Yo, acostumbrado a ver a las nenas de la capital, que ocupaban los servicios de restaurante de mi progenitor, repartidas en esos burdeles elegantes del centro y accesibles a mis deseos cuando se me diera la gana; que me iba a fijar en los esperpentos de mi pueblo, y lo digo porque los viejos del barrio, amigos de mi padre, sabedores de que yo cargaba dinero, me invitaban a compartir sus diversiones pueblerinas, que incluían juego de billar para acariciar a estos entes envejecidos y feos. Uno de los amigos de mi progenitor abrazado a una cosa de esas me dijo: “venga mijo y aprenda”; y es que yo los veía hacer y no hacía porque me causaban asco mientras ellos interpretaron mi repudio como falta de hombría y un día me lo dijeron: ”Es que a usted no le gustan las mujeres” y yo los dejé con su duda.

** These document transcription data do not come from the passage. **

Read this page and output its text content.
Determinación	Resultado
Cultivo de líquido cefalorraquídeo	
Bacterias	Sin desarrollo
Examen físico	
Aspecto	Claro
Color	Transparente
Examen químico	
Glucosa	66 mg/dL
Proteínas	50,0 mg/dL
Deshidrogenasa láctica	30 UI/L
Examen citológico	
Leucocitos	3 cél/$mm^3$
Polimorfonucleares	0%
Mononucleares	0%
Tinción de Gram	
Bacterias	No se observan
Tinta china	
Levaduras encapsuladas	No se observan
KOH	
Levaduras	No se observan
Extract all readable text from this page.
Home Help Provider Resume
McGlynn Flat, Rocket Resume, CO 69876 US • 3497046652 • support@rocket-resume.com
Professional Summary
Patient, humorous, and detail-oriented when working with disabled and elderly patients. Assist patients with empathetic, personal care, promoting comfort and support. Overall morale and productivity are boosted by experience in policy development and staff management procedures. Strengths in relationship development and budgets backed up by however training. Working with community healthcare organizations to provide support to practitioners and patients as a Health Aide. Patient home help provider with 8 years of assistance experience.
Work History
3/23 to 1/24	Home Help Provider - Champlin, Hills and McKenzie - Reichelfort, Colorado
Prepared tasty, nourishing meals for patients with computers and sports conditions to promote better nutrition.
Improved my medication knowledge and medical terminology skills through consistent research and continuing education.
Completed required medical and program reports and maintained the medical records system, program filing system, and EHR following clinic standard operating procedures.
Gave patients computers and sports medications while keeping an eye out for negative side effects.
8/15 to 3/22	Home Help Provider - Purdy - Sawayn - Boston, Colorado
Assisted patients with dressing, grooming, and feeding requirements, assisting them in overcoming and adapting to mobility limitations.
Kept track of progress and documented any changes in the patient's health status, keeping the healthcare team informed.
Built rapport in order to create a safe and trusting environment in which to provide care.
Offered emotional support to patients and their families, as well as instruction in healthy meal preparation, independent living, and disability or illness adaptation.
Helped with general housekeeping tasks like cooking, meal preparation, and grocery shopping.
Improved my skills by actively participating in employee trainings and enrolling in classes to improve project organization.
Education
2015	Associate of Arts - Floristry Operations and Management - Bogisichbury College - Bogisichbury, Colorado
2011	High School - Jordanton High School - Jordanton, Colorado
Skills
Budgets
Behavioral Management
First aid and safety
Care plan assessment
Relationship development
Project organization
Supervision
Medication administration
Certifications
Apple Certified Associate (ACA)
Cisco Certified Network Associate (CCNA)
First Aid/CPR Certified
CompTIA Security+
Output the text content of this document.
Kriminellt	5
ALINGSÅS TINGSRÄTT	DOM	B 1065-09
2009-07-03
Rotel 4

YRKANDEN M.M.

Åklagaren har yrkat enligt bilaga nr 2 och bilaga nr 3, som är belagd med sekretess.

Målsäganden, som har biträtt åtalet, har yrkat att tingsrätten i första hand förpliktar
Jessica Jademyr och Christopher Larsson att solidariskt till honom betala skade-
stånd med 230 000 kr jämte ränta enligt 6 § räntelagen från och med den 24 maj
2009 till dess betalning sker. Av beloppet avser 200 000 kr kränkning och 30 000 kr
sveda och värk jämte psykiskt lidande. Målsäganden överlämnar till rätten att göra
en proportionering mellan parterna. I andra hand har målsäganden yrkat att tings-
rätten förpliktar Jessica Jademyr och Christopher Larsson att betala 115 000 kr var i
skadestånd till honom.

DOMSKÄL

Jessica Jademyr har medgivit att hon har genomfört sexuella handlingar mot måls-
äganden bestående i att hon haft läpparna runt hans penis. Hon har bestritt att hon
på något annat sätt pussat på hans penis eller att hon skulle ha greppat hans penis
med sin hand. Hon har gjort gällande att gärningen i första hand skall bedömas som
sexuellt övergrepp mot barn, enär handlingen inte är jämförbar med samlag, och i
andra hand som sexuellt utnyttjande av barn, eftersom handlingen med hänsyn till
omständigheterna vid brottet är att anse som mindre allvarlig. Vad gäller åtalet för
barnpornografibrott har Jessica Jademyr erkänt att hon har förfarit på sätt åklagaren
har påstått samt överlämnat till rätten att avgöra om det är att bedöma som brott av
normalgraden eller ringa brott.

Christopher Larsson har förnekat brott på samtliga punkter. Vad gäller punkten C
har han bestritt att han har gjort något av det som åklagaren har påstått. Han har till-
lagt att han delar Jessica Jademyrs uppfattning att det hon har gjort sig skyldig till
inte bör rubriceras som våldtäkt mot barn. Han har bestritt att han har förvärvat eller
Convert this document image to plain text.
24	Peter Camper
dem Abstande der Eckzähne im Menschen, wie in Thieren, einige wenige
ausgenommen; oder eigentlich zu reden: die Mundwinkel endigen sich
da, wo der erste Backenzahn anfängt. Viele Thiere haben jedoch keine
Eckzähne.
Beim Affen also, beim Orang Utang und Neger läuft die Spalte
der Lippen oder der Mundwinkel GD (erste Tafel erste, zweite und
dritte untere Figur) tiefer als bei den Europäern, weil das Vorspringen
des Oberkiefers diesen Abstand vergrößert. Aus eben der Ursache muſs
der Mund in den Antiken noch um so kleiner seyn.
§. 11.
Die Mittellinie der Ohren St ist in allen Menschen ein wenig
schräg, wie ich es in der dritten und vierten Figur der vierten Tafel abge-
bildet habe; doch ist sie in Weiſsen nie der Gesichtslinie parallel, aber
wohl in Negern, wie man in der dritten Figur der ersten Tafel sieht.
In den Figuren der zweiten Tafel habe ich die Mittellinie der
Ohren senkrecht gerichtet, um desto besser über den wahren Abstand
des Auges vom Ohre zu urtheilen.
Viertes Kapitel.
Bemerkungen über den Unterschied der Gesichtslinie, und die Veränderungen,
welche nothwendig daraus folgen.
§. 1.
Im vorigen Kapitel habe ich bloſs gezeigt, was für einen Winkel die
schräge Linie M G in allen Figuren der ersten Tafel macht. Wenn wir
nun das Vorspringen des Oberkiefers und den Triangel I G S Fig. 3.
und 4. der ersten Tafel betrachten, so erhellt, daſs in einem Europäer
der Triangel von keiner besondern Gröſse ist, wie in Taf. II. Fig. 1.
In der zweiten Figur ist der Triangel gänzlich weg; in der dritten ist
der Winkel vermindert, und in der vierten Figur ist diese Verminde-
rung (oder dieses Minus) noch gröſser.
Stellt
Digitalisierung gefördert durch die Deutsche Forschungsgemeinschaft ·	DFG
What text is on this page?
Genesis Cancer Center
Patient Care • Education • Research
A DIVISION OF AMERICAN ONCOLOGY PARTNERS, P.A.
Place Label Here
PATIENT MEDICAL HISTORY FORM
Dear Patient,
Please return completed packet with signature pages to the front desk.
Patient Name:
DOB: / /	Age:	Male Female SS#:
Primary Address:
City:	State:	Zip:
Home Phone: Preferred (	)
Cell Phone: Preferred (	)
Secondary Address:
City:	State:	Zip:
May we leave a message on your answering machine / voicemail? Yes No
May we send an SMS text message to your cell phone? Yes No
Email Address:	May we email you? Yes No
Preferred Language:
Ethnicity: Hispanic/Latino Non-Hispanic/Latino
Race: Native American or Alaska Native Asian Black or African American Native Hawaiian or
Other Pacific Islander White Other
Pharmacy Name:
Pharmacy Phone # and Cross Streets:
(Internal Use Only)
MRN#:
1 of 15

Algún día uno de esos personajes pasó por el restaurante y almorzó y, como tenía muchas cosas que hacer le dijo a mi padre que me permitiera acompañarlo; fuimos a muchas oficinas y, después, con gesto pícaro  me dijo que me iba a llevar a un sitio que jamás olvidaría, y qué lo iba a olvidar, todas las putas eran como de la edad de mi abuela y el hombre feliz y yo más aburrido que un vegetariano en un asado de carne; el viejo seguía asombrado por mi falta de interés y me preguntó de frente ¿es que a mijo no le gustan las mujeres?  Yo, con el candor de mis dieciséis años le contesté: “si señor, pero es que estas viejas no son mujeres, son brujas”; al hombre casi le da un infarto porque pensaba que me había llevado al séptimo cielo. Con todo respeto le sugerí que si quería conocer mujeres de verdad me dejara guiarlo y casi se muere del infarto, ¿yo, el sano, el tierno, el apocado, el casi pendejo invitándolo a donde mujeres verdaderas?, Como se había tomado unos tragos aceptó y la impresión por poco lo mata; timbré y el marica de siempre abrió la rejilla de la puerta para mirar quien era, cuando me reconoció me saludó por el nombre y abrió, ahí comenzó el asombro del veterano. Después subimos las escaleras interminables y saludé de beso en la boca y nombre a todas, óigame bien, todas las mujeres del putiadero y lo presenté como un viejo amigo; me tocó cerrarle la boca y secarle la babas ante tanta belleza. ¿Lo mismo? Preguntaron. Lo mismo, contesté y senté al pobre viejo en mi mesa preferida a desocupar la media de ron con agua fría y limón; le senté seis mujeres en las piernas, una por una, y lo volví loco.